Purpose/Objective/Research Question/Focus of Study:
We build on this body of work by further examining how working conditions predict both teachers’ job satisfaction and their career plans. We use a broad conception of the context of teachers’ work, paying attention not only to narrowly defined working conditions, but also to the interpersonal and organizational contexts in which teachers work. We also extend Ladd’s (2009) analysis describing the relationship between the work context and student achievement. Advancing our understanding of this relationship is particularly important, given the increasing emphasis legislators place on evidence of student achievement when evaluating education policy.
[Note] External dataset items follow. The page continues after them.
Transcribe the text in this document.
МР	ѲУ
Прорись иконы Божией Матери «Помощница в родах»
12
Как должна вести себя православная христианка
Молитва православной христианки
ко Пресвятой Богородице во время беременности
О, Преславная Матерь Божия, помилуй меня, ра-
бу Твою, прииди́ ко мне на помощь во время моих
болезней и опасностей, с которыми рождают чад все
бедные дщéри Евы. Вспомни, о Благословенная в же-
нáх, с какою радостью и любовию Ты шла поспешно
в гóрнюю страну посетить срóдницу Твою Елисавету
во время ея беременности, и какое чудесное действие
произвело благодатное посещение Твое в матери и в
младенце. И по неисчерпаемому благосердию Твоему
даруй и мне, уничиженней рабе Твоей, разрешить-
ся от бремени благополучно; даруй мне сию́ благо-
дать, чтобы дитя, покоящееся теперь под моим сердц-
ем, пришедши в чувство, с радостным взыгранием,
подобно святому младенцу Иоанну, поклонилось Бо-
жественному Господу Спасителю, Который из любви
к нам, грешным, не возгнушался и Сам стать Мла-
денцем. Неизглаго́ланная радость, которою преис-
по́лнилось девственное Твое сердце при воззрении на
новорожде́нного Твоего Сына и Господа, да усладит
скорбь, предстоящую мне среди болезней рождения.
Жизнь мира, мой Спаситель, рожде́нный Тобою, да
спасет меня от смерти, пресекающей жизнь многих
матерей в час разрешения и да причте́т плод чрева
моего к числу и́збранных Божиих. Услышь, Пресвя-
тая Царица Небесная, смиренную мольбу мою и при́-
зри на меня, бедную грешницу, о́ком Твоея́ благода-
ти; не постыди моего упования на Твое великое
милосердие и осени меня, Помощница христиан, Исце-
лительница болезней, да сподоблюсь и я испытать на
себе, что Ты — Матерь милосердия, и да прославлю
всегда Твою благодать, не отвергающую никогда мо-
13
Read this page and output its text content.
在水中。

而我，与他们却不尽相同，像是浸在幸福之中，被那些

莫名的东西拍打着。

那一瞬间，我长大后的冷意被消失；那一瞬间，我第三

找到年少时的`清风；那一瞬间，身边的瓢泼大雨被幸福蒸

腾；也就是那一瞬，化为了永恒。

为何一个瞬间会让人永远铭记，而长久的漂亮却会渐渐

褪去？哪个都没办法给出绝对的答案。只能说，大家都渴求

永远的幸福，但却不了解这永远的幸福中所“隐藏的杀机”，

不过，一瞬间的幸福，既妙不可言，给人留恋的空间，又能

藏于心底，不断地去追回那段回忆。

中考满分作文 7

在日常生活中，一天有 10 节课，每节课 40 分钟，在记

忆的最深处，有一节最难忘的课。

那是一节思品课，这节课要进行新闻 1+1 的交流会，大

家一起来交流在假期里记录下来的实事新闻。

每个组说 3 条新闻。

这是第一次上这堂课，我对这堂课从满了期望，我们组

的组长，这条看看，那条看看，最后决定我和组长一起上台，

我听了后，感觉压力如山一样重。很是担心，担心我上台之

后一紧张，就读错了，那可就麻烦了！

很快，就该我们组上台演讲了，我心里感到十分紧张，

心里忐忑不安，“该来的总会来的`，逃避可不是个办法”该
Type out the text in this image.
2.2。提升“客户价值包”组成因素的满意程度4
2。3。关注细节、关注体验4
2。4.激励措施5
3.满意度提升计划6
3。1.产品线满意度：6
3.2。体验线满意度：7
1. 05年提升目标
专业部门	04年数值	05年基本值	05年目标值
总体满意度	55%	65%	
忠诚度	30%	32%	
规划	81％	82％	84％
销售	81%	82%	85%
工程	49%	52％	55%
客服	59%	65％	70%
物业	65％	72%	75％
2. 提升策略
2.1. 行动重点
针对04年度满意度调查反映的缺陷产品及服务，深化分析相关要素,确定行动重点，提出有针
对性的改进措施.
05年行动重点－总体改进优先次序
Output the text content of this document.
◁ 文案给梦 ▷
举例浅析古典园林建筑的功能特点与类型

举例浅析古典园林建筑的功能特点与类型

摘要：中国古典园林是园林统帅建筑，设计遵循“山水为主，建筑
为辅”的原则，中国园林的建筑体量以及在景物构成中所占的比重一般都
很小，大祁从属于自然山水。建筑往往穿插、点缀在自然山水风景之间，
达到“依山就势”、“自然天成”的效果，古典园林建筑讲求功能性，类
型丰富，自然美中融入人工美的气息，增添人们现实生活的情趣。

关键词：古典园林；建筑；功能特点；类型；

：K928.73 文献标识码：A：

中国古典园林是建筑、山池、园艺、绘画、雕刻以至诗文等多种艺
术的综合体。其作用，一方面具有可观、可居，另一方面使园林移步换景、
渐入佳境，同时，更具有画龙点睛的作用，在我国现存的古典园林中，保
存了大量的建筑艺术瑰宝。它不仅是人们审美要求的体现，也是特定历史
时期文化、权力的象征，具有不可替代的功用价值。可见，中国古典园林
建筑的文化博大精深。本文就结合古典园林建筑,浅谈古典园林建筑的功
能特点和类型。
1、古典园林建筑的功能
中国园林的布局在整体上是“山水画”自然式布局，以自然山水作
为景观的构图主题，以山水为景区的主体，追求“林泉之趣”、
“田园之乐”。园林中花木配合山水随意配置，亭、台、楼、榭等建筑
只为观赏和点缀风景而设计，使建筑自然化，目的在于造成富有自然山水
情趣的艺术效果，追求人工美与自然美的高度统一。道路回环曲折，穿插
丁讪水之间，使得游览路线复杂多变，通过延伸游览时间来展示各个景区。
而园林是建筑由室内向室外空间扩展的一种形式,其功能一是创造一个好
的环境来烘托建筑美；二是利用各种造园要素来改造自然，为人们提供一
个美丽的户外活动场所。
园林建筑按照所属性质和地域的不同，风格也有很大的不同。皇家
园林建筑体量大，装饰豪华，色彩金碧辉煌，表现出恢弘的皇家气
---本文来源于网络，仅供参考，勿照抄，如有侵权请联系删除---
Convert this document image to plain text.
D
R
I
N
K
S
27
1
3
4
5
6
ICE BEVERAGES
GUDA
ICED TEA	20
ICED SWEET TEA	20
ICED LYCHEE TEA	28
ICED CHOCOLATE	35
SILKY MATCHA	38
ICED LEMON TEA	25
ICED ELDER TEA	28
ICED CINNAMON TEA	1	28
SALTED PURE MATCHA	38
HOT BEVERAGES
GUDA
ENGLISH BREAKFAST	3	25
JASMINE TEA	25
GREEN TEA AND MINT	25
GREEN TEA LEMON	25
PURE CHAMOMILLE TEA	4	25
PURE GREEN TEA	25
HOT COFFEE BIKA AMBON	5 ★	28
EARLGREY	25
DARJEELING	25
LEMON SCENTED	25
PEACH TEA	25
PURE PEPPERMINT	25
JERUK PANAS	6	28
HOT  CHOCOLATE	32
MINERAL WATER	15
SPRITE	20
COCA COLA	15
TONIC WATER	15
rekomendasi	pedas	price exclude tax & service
Specifically, we ask three research questions: (i) Do the conditions of work in Massachusetts public schools affect teachers’ satisfaction with their jobs and their career plans? (ii) Are schools with better conditions of work more successful in raising student performance than schools with less supportive working conditions? (iii) If the conditions of work are important, what elements of the work environment matter the most?

Research Design:
In this paper, we combine a statewide survey of school working conditions (Mass TeLLS) with demographic and student achievement data from Massachusetts. We examine three primary outcomes: teacher satisfaction, teacher career intentions, and student achievement growth. From different items on the Mass TeLLS, we construct a set of nine key elements that reflect the broad-based conditions in which teachers work. We fit standard regression models that describe the relationship between each outcome and both overall conditions of work and each element separately, modeling this relationship according to the properties of our outcome variables.

Findings/Results:
We find that measures of the school environment explain away much of the apparent relationship between teacher satisfaction and student demographic characteristics. The conditions in which teachers work matter a great deal to them and, ultimately, to their students. Teachers are more satisfied and plan to stay longer in schools that have a positive work context, independent of the school’s student demographic characteristics. Furthermore, although a wide range of working conditions matter to teachers, the specific elements of the work environment that matter the most to teachers are not narrowly conceived working conditions such as clean and well-maintained facilities or access to modern instructional technology. Instead, it is the social conditions—the school’s culture, the principal’s leadership, and relationships among colleagues—that predominate in predicting teachers’ job satisfaction and career plans. More importantly, providing a supportive context in which teachers can work appears to contribute to improved student achievement. We find that favorable conditions of work predict higher rates of student academic growth, even when we compare schools serving demographically similar groups of students.

Conclusions/Recommendations:
In short, we find that the conditions of teachers’ work matter a great deal. These results align with a growing body of work examining the organizational characteristics of the schools in which teachers work (Boyd et al., 2011; Ladd, 2011). Together, these studies suggest strongly that the high turnover rates of teachers in schools with substantial populations of low-income and minority students are driven largely by teachers fleeing the dysfunctional and unsupportive work environments in the schools to which low-income and minority students are most likely to be assigned. If public education is to provide effective teachers for all students, then the schools those students attend must become places that support effective teaching and learning across all classrooms.